By Mark Morrison

Tellingly, Park Chan-Wook’s Old Boy was one of a select fourteen films in the entire 400-something film catalogue of The 2004 Melbourne International Film Festival catalogue which contained “scenes which may offend some viewers.”

And in one of them, lead actor Choi Min-Sik eats a live octopus. It could be explained that it’s actually vital to the plot, as it shows the depth of his character Dae-su’s all-consuming need for revenge on the people who have incarcerated him for fifteen years, not to mention his craving for something fresh after fifteen years of prison-delivered fried dumplings. The scene also demonstrates the incredible rapport between actor and director, because there’s no other way that Choi would have agreed to shuck down calamari au naturel, live and squirming.

“Choi Min-Sik had been cast from the very initial stage of dramatisation,” the director told FilmInk in 2003. “I wrote the script with him in mind, and he constantly provided his feedback. In particular, I gave him more freedom to experiment.”

Choi Min-Sik in Oldboy
Choi Min-Sik in Oldboy

Whichever way you look at it, the cephalopod gets it. And if that offends you, then that’s a shame, because you’ll be missing one of the most invigorating and inventive films of the new millennium, and one that just happened to win the Cannes Grand Prix. “I had been introduced to the Cannes festival for the first time with this film,” the director said of his surprise at the win. “Old Boy was known as a pretty commercial film, and I presumed it wouldn’t attract much attention at all, let alone win a prize!”

 Old Boy’s 2004 Cannes win confirmed Park’s arrival on the international scene after his total success in Korea. Before embarking on a career in cinematic octocide, he was a lapsed philosopher, originally enrolling at Sogang University with the intention of learning about aesthetics and perhaps becoming an art critic. Instead, he became disillusioned with the syllabus and started to dabble in photography. Around this time, he saw Hitchcock’s Vertigo, and knew that he had to become a film director.

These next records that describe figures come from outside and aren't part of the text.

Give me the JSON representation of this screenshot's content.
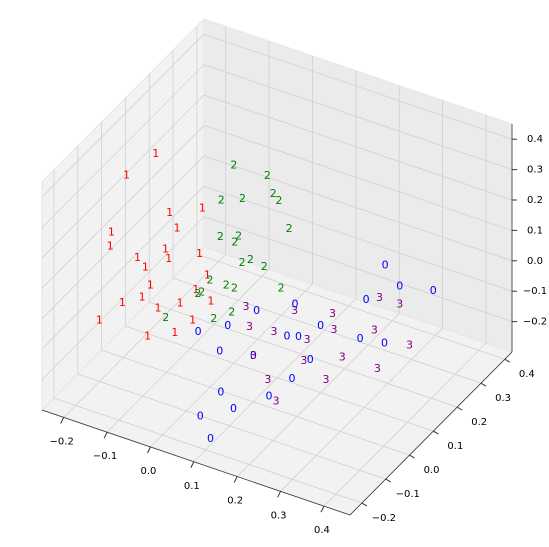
{
  "chart_data": {
    "type": "scatter",
    "series": [
      {
        "name": "0",
        "color": "#0000ff",
        "x": [
          0.1,
          0.15,
          0.05,
          0.2,
          0.25,
          0.3,
          0.35,
          0.08,
          0.12,
          0.18,
          0.03,
          0.13,
          0.22,
          0.06,
          0.1,
          0.16,
          0.28,
          0,
          0.2,
          0.32,
          0.08,
          0.25
        ],
        "y": [
          0,
          0.05,
          -0.05,
          0.1,
          0.2,
          0.25,
          0.3,
          -0.1,
          -0.12,
          -0.08,
          0.02,
          0.12,
          0.02,
          -0.15,
          -0.18,
          0.08,
          0.12,
          -0.05,
          -0.02,
          0.15,
          0.05,
          0.28
        ],
        "z": [
          -0.15,
          -0.1,
          -0.12,
          -0.08,
          -0.05,
          -0.02,
          -0.05,
          -0.2,
          -0.22,
          -0.18,
          -0.1,
          -0.06,
          -0.12,
          -0.25,
          -0.28,
          -0.12,
          -0.1,
          -0.08,
          -0.16,
          -0.12,
          -0.05,
          0
        ]
      },
      {
        "name": "1",
        "color": "#ff0000",
        "x": [
          -0.22,
          -0.18,
          -0.2,
          -0.12,
          -0.1,
          -0.23,
          -0.16,
          -0.14,
          -0.12,
          -0.2,
          -0.08,
          -0.06,
          -0.1,
          -0.18,
          -0.15,
          -0.04,
          -0.09,
          -0.13,
          -0.2,
          -0.05,
          -0.11,
          -0.17,
          -0.02,
          -0.07
        ],
        "y": [
          0.05,
          0.1,
          -0.05,
          0.08,
          0.15,
          0,
          0.02,
          -0.03,
          0,
          0.06,
          0.02,
          0.05,
          -0.08,
          -0.04,
          0.1,
          0,
          0.12,
          0.05,
          -0.1,
          0.08,
          -0.05,
          0.14,
          0.04,
          -0.02
        ],
        "z": [
          0.25,
          0.3,
          0.15,
          0.1,
          0.12,
          0.05,
          0,
          -0.05,
          -0.1,
          -0.02,
          -0.08,
          -0.05,
          -0.12,
          -0.08,
          -0.03,
          -0.1,
          0,
          0.05,
          -0.1,
          -0.02,
          0.02,
          0.08,
          -0.06,
          -0.14
        ]
      },
      {
        "name": "2",
        "color": "#008000",
        "x": [
          0,
          0.05,
          0.02,
          0.08,
          0.03,
          -0.02,
          0.06,
          0,
          0.04,
          0.01,
          -0.03,
          0.07,
          0.02,
          -0.05,
          0.05,
          0.1,
          -0.04,
          0.03,
          0.12,
          -0.08,
          0,
          0.06
        ],
        "y": [
          0.1,
          0.15,
          0.1,
          0.12,
          0.05,
          0.08,
          0.06,
          0,
          0.03,
          0.05,
          0.02,
          0.1,
          -0.02,
          0.04,
          0,
          0.15,
          0.12,
          0.08,
          0.08,
          -0.04,
          0.12,
          0.18
        ],
        "z": [
          0.35,
          0.3,
          0.25,
          0.28,
          0.15,
          0.12,
          0.1,
          0.05,
          0.02,
          0,
          -0.02,
          0.05,
          -0.05,
          -0.05,
          -0.03,
          0.15,
          0.2,
          0.06,
          0.02,
          -0.08,
          0.1,
          0.2
        ]
      },
      {
        "name": "3",
        "color": "#800080",
        "x": [
          0.12,
          0.18,
          0.22,
          0.28,
          0.35,
          0.1,
          0.15,
          0.2,
          0.25,
          0.3,
          0.08,
          0.14,
          0.24,
          0.18,
          0.32,
          0.05,
          0.27,
          0.2
        ],
        "y": [
          0.05,
          0.08,
          0.12,
          0.18,
          0.2,
          0,
          -0.03,
          0.03,
          0.1,
          0.25,
          0.02,
          0.1,
          0.05,
          -0.05,
          0.12,
          0.06,
          0.22,
          0.15
        ],
        "z": [
          -0.1,
          -0.12,
          -0.1,
          -0.12,
          -0.15,
          -0.15,
          -0.18,
          -0.14,
          -0.16,
          -0.08,
          -0.08,
          -0.06,
          -0.2,
          -0.22,
          -0.18,
          -0.06,
          -0.05,
          -0.08
        ]
      }
    ],
    "xlim": [
      -0.25,
      0.46
    ],
    "ylim": [
      -0.25,
      0.43
    ],
    "zlim": [
      -0.3,
      0.45
    ],
    "xticks": [
      {
        "value": -0.2,
        "label": "−0.2"
      },
      {
        "value": -0.1,
        "label": "−0.1"
      },
      {
        "value": 0,
        "label": "0.0"
      },
      0.1,
      0.2,
      0.3,
      0.4
    ],
    "yticks": [
      {
        "value": -0.2,
        "label": "−0.2"
      },
      {
        "value": -0.1,
        "label": "−0.1"
      },
      {
        "value": 0,
        "label": "0.0"
      },
      0.1,
      0.2,
      0.3,
      0.4
    ],
    "zticks": [
      {
        "value": -0.2,
        "label": "−0.2"
      },
      {
        "value": -0.1,
        "label": "−0.1"
      },
      {
        "value": 0,
        "label": "0.0"
      },
      0.1,
      0.2,
      0.3,
      0.4
    ],
    "grid": true
  }
}
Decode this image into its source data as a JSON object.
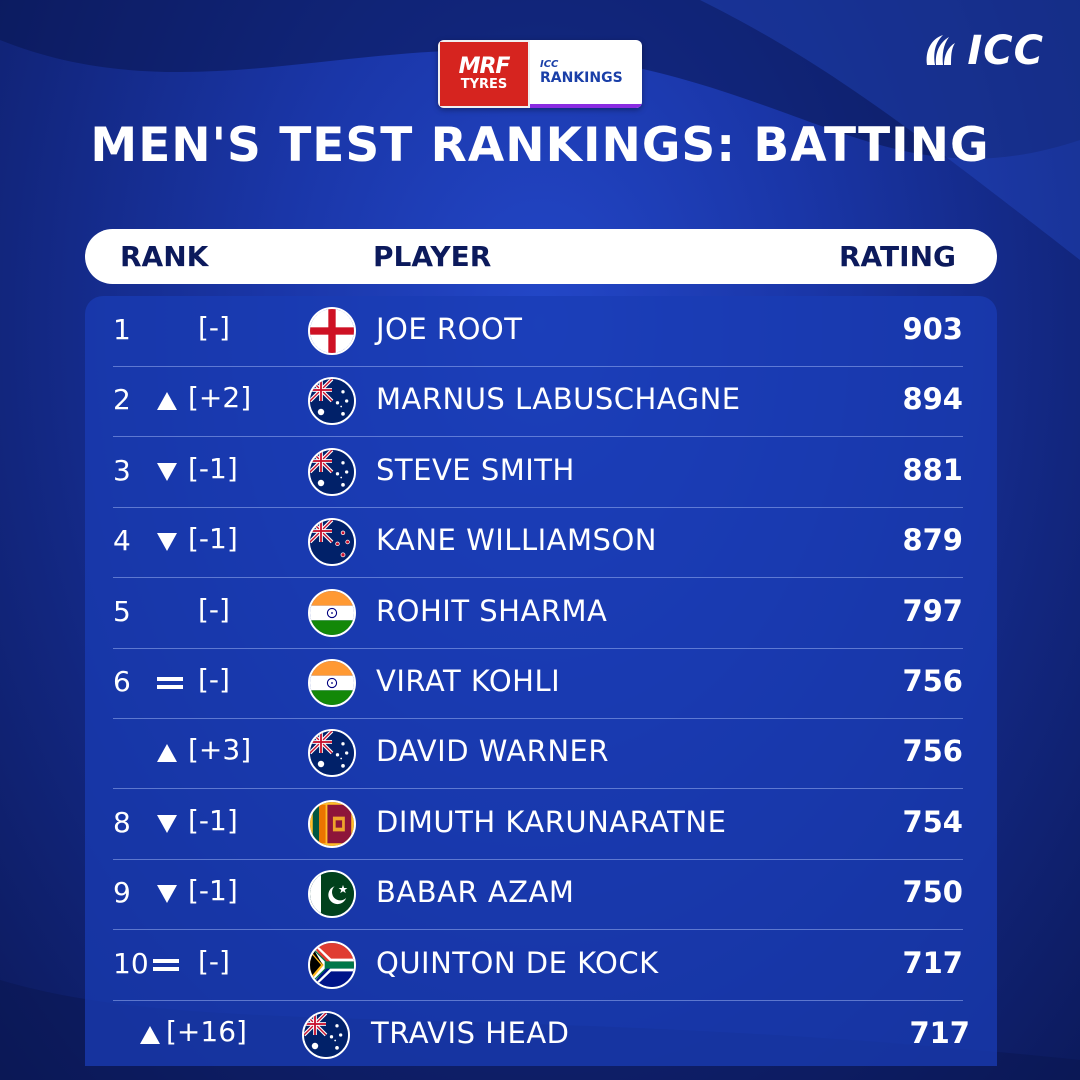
{
  "sponsor": {
    "mrf_line1": "MRF",
    "mrf_line2": "TYRES",
    "icc_small": "ICC",
    "icc_rankings": "RANKINGS"
  },
  "brand": {
    "logo_text": "ICC"
  },
  "title": "MEN'S TEST RANKINGS: BATTING",
  "headers": {
    "rank": "RANK",
    "player": "PLAYER",
    "rating": "RATING"
  },
  "colors": {
    "background": "#1a36a8",
    "panel": "#1a3cb4",
    "header_text": "#0c1a5c"
  },
  "rows": [
    {
      "rank": "1",
      "movement": "none",
      "change": "[-]",
      "flag": "england",
      "player": "JOE ROOT",
      "rating": "903"
    },
    {
      "rank": "2",
      "movement": "up",
      "change": "[+2]",
      "flag": "australia",
      "player": "MARNUS LABUSCHAGNE",
      "rating": "894"
    },
    {
      "rank": "3",
      "movement": "down",
      "change": "[-1]",
      "flag": "australia",
      "player": "STEVE SMITH",
      "rating": "881"
    },
    {
      "rank": "4",
      "movement": "down",
      "change": "[-1]",
      "flag": "new-zealand",
      "player": "KANE WILLIAMSON",
      "rating": "879"
    },
    {
      "rank": "5",
      "movement": "none",
      "change": "[-]",
      "flag": "india",
      "player": "ROHIT SHARMA",
      "rating": "797"
    },
    {
      "rank": "6",
      "movement": "equal",
      "change": "[-]",
      "flag": "india",
      "player": "VIRAT KOHLI",
      "rating": "756"
    },
    {
      "rank": "",
      "movement": "up",
      "change": "[+3]",
      "flag": "australia",
      "player": "DAVID WARNER",
      "rating": "756"
    },
    {
      "rank": "8",
      "movement": "down",
      "change": "[-1]",
      "flag": "sri-lanka",
      "player": "DIMUTH KARUNARATNE",
      "rating": "754"
    },
    {
      "rank": "9",
      "movement": "down",
      "change": "[-1]",
      "flag": "pakistan",
      "player": "BABAR AZAM",
      "rating": "750"
    },
    {
      "rank": "10",
      "movement": "equal",
      "change": "[-]",
      "flag": "south-africa",
      "player": "QUINTON DE KOCK",
      "rating": "717"
    },
    {
      "rank": "",
      "movement": "up",
      "change": "[+16]",
      "flag": "australia",
      "player": "TRAVIS HEAD",
      "rating": "717"
    }
  ]
}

After a couple of minor efforts, his third film – the taut thriller Joint Security Area, which distilled the tensions between North and South Korea with succinct precision – changed everything. Beautifully shot, structurally brilliant and as moving as hell, JSA set a new high watermark for the Korean box office at that time. Park followed that up with the relentlessly downbeat Sympathy For Mister Vengeance, which sets two ordinary men against each other by chance circumstance and tragic mishap until each is driven to completely annihilate the other. It’s the last word on revenge, and is more soul-searingly violent than both Kill Bills plus interest.

Choi Min-Sik and Hye-jeong Kang in Oldboy
Choi Min-Sik and Hye-jeong Kang in Oldboy

The film sadly tanked at the box office, but this didn’t spell the end of Park Chan-Wook. On the left hand, he had a massive, commercial hit. On the right hand, a critically-acclaimed bomb, dearer to the director’s heart. But Park put his hands together and the result was Old Boy, which is slick like JSA but as rabid as Sympathy For Mister Vengeance – it was hugely popular with the Korean punters and was been globally acclaimed.

 Old Boy is the story of Dae-su, who is kidnapped seemingly at random after a drunken night and imprisoned by unseen captors for fifteen years. Suddenly released on the eve of staging his own breakout, he receives a wallet full of cash, a mobile phone, and an eventual bargain that if he can figure out the reason he was locked up, his tormentor will kill himself.

Old Boy showed off Park’s skill for visual intensity and precision filmmaking, and is the perfect distillation of this incredible director’s talents. “I tend to employ expert storyboard artists and try to draw pictures in detail as much as possible,” he told FilmInk of his planning process. “Then I get an opportunity to polish the storyline once more as a scriptwriter. It’s like trimming down unnecessary elements for the last time, and completing a plan to build a structurally strong building.”